Suicide blast comes on heels of US president's appeal - Taipei Times
Fri, May 07, 2004 - Page 1 News List

Suicide blast comes on heels of US president's appeal


A suicide bomber killed five Iraqis and an American soldier at an entrance to the US Baghdad headquarters yesterday and officials said it looked like the work of an Islamic group linked to al-Qaeda.

The car bomb, which sent one victim's leg flying 200m, wounded 23 Iraqis, including three policemen, and two US soldiers at an entry checkpoint to the so-called Green Zone, a US military spokesman said.

Violence is blighting Iraq as Washington strives to win the friendship of its people before returning them their sovereignty on June 30. Trying to head off another threat to Iraqi goodwill, US President George W. Bush stepped in personally to assure them abuse by US soldiers of Iraqi prisoners would end.

A senior official of the US-led administration said the bomb attack bore the hallmarks of al-Qaeda-linked militant Abu Musab Zarqawi, blamed for a series of car bombs in Iraq.

"We may not have any verbal or physical evidence at this point, but it is certainly the calling card of a terrorist organization," the official said.

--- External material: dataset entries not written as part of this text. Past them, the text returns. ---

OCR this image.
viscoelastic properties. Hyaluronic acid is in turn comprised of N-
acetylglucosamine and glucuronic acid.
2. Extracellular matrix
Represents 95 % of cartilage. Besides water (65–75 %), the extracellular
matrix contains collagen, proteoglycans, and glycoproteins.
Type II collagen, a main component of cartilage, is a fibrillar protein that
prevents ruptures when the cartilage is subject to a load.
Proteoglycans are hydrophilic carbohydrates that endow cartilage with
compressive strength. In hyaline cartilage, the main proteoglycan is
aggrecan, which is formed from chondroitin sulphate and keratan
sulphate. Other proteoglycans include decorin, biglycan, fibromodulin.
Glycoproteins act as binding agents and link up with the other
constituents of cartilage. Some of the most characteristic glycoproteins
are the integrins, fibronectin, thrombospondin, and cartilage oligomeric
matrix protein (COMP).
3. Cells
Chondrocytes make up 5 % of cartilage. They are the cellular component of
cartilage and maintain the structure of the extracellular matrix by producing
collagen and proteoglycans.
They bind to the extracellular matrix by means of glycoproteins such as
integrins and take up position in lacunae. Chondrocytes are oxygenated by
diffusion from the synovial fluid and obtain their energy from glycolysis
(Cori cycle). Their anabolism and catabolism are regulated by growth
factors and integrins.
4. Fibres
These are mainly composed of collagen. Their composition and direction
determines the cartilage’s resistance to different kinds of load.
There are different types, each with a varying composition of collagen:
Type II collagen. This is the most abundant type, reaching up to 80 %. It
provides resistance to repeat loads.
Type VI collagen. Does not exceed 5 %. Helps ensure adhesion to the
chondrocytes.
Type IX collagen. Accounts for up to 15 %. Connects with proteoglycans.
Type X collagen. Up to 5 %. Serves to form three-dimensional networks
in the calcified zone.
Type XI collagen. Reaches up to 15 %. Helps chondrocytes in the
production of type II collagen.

The bomb contained artillery shells, he said, a method the administration says the Jordanian-born militant has used in previous attacks, including on another entrance to the Zone.

It was the first major bomb blast in Baghdad since March 17, when a suicide car bombing devastated a hotel, killing seven.

A second bomb in Baghdad yesterday, a small roadside device typically used against US forces, wounded an Iraqi passerby but there were no casualties among foreign civilians whose convoy of three vehicles seemed to be the target.

Hours earlier, Bush appeared on two Arabic satellite television stations to tell an outraged Middle East that soldiers guilty of abusing Iraqi prisoners would be punished.

"In a democracy everything is not perfect. Mistakes are made. But in a democracy as well, those mistakes will be investigated and people will be brought to justice," he told the US-funded Alhurra channel.

"Our citizens in America are appalled by what they saw, just like people in the Middle East are appalled," he told private, Dubai-based Al-Arabiya. Bush called the abuse "abhorrent."

He did not explicitly apologize for the scandal, which erupted after pictures of prisoners being sexually humiliated appeared last week, leaving the public apologies to top aides.

A week after pictures were published of grinning US soldiers abusing naked Iraqis at Abu Ghraib prison, Iraq's largest prison and notorious under Saddam for torture, the army revealed that 25 prisoners had died in Iraq and Afghanistan.

They included two Iraqis murdered by Americans, one death described as justifiable homicide, and 12 deaths by natural or undetermined causes. Ten were still being investigated.

The CIA said it was investigating the deaths of three prisoners interrogated by its personnel in Iraq and Afghanistan but did not say if these were among the 25 reported by the army.